Murid yang masih dicengkeram oleh Shen Huang'er itu buru-buru menggeleng, matanya menyiratkan permohonan, ia terus-menerus berkata, "Tidak, tidak, aku tidak bilang apa-apa..."
Melihat murid itu begitu ketakutan, Shen Huang'er pun kehilangan niat untuk melampiaskan amarah. Ia langsung melemparkan murid itu kembali ke tempat duduk, lalu menoleh ke sekeliling dan alisnya pun mengerut ragu. Apa mungkin orang itu benar-benar melarikan diri?
Awalnya, pertandingan hari pertama ini hanya diperuntukkan bagi murid-murid di bawah tingkatan kelima Pengendalian Napas. Murid seperti dirinya seharusnya tidak hadir, namun ia datang semata-mata karena mengkhawatirkan Xu Nan.
Menurut pandangan Shen Huang'er, perbedaan kekuatan antara Xu Nan dan Xu Hao terlalu besar, sehingga lari dari pertandingan pun bukan hal yang aneh. Waktu itu, dialah yang menyarankan Xu Nan untuk kabur, meski Xu Nan bersikeras menolak yang membuatnya sangat kesal dan cemas. Namun, tak bisa dipungkiri, ia juga sedikit senang, sebab Xu Nan tampak tidak selemah sebelumnya.
Melihat situasinya sekarang, Xu Nan tampaknya benar-benar kabur pulang. Walaupun sesuai dengan saran awalnya, Xu Nan tidak lagi keras kepala dan menerima sarannya, hal itu tetap tidak membuat Shen Huang'er merasa bahagia, justru malah timbul kekecewaan yang sulit diungkapkan.
Waktu hampir habis, namun Xu Nan masih belum juga datang. Dalam mata Shen Huang'er sekilas tampak keputusasaan, ia pun tak lagi menengok ke sana kemari mencari sosok itu, melainkan duduk kembali dengan perasaan sangat kecewa.
Baru saja Shen Huang'er duduk, tiba-tiba dari sebelah kanannya terdengar suara kegaduhan.
"Itu dia? Anak itu benar-benar berani datang?"
"Dia tidak kabur tanpa bertarung, cukup bagus!"
"Bagus apanya? Datang pun tetap saja mempermalukan Awan Terbang!"
"Tapi itu lebih baik daripada kabur sebelum bertarung!"
...
Mendengar suara-suara itu, Shen Huang'er awalnya tidak percaya dan ragu apakah ia salah dengar.
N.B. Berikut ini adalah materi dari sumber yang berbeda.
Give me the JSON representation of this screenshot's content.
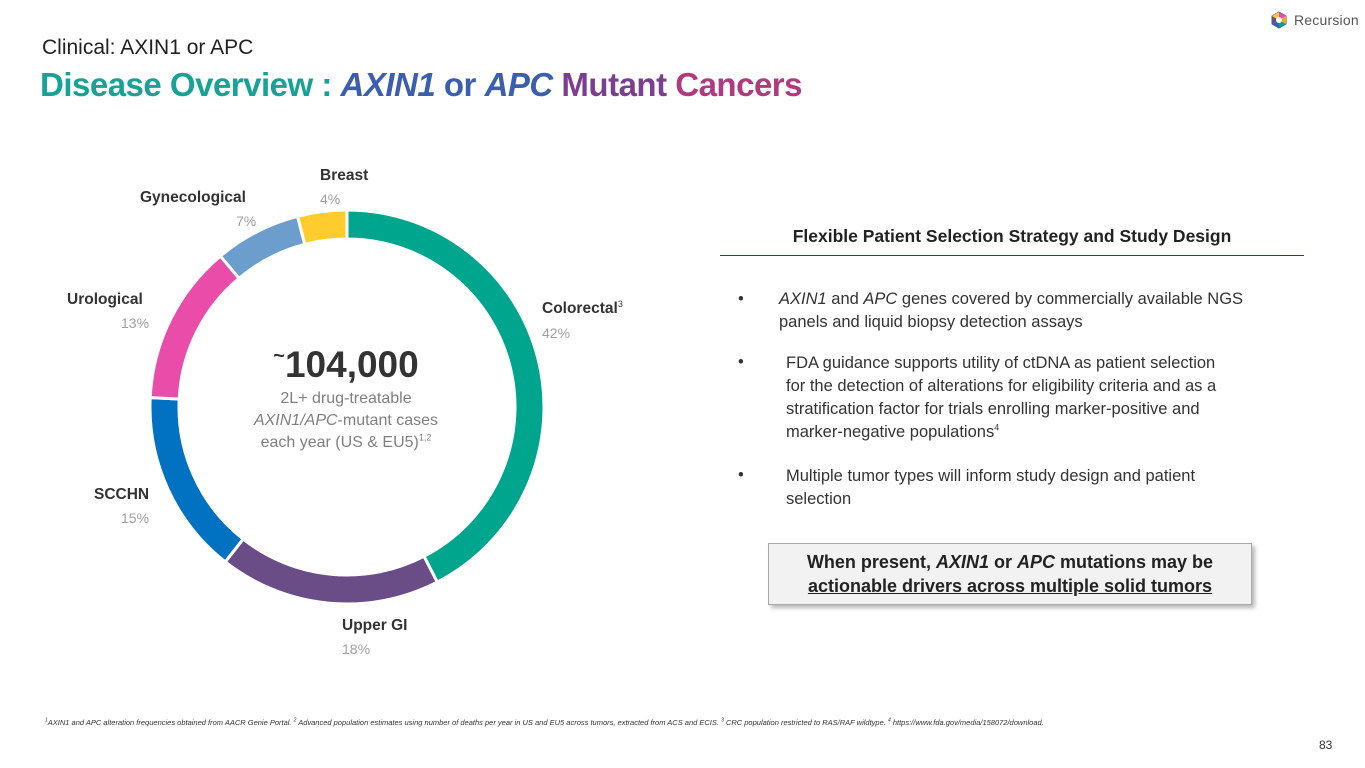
{
  "brand": {
    "name": "Recursion"
  },
  "header": {
    "subtitle": "Clinical: AXIN1 or APC",
    "title_part1": "Disease Overview : ",
    "title_part2": "AXIN1",
    "title_part3": " or ",
    "title_part4": "APC",
    "title_part5": " Mutant ",
    "title_part6": "Cancers"
  },
  "chart_data": {
    "type": "pie",
    "title": "",
    "categories": [
      "Colorectal",
      "Upper GI",
      "SCCHN",
      "Urological",
      "Gynecological",
      "Breast"
    ],
    "values": [
      42,
      18,
      15,
      13,
      7,
      4
    ],
    "value_labels": [
      "42%",
      "18%",
      "15%",
      "13%",
      "7%",
      "4%"
    ],
    "category_superscripts": [
      "3",
      "",
      "",
      "",
      "",
      ""
    ],
    "colors": [
      "#00a58e",
      "#6a4c87",
      "#0171c2",
      "#e94ca9",
      "#6b9ecd",
      "#fecc2f"
    ],
    "center_value": "104,000",
    "center_prefix": "~",
    "center_line1": "2L+ drug-treatable",
    "center_line2_italic": "AXIN1/APC",
    "center_line2_rest": "-mutant cases",
    "center_line3": "each year (US & EU5)",
    "center_line3_sup": "1,2"
  },
  "selection": {
    "heading": "Flexible Patient Selection Strategy and Study Design",
    "bullet_char": "•",
    "bullet1_i1": "AXIN1",
    "bullet1_t1": " and ",
    "bullet1_i2": "APC",
    "bullet1_line1_rest": " genes covered by commercially available NGS",
    "bullet1_line2": "panels and liquid biopsy detection assays",
    "bullet2_lines": [
      "FDA guidance supports utility of ctDNA as patient selection",
      "for the detection of alterations for eligibility criteria and as a",
      "stratification factor for trials enrolling marker-positive and"
    ],
    "bullet2_last": "marker-negative populations",
    "bullet2_sup": "4",
    "bullet3_lines": [
      "Multiple tumor types will inform study design and patient",
      "selection"
    ]
  },
  "callout": {
    "line1_a": "When present, ",
    "line1_i1": "AXIN1",
    "line1_b": " or ",
    "line1_i2": "APC",
    "line1_c": " mutations may be",
    "line2": "actionable drivers across multiple solid tumors"
  },
  "footnote": {
    "s1": "1",
    "t1": "AXIN1 and APC alteration frequencies obtained from AACR Genie Portal. ",
    "s2": "2",
    "t2": " Advanced population estimates using number of deaths per year in US and EU5 across tumors, extracted from ACS and ECIS. ",
    "s3": "3",
    "t3": " CRC population restricted to RAS/RAF wildtype. ",
    "s4": "4",
    "t4": " https://www.fda.gov/media/158072/download."
  },
  "page_number": "83"
}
Setelah berdiri dan melihat sosok yang agak kurus dengan wajah yang begitu dikenalnya, raut kecewa di wajahnya sontak berubah menjadi kegembiraan. Kedatangan Xu Nan baginya bagaikan angin semi yang menghidupkan padang rumput yang tandus di musim dingin, membuat segalanya menjadi penuh harapan.
Para murid di sekitarnya yang melihat senyuman tulus menghiasi wajah cantik Shen Huang'er pun tertegun. Sungguh sulit dipercaya, gadis secantik dan setegar itu menampilkan senyum indah hanya untuk seorang pengecut. Itu membuat para murid aliran Awan Terbang merasa iri, cemburu, sekaligus dongkol pada Xu Nan.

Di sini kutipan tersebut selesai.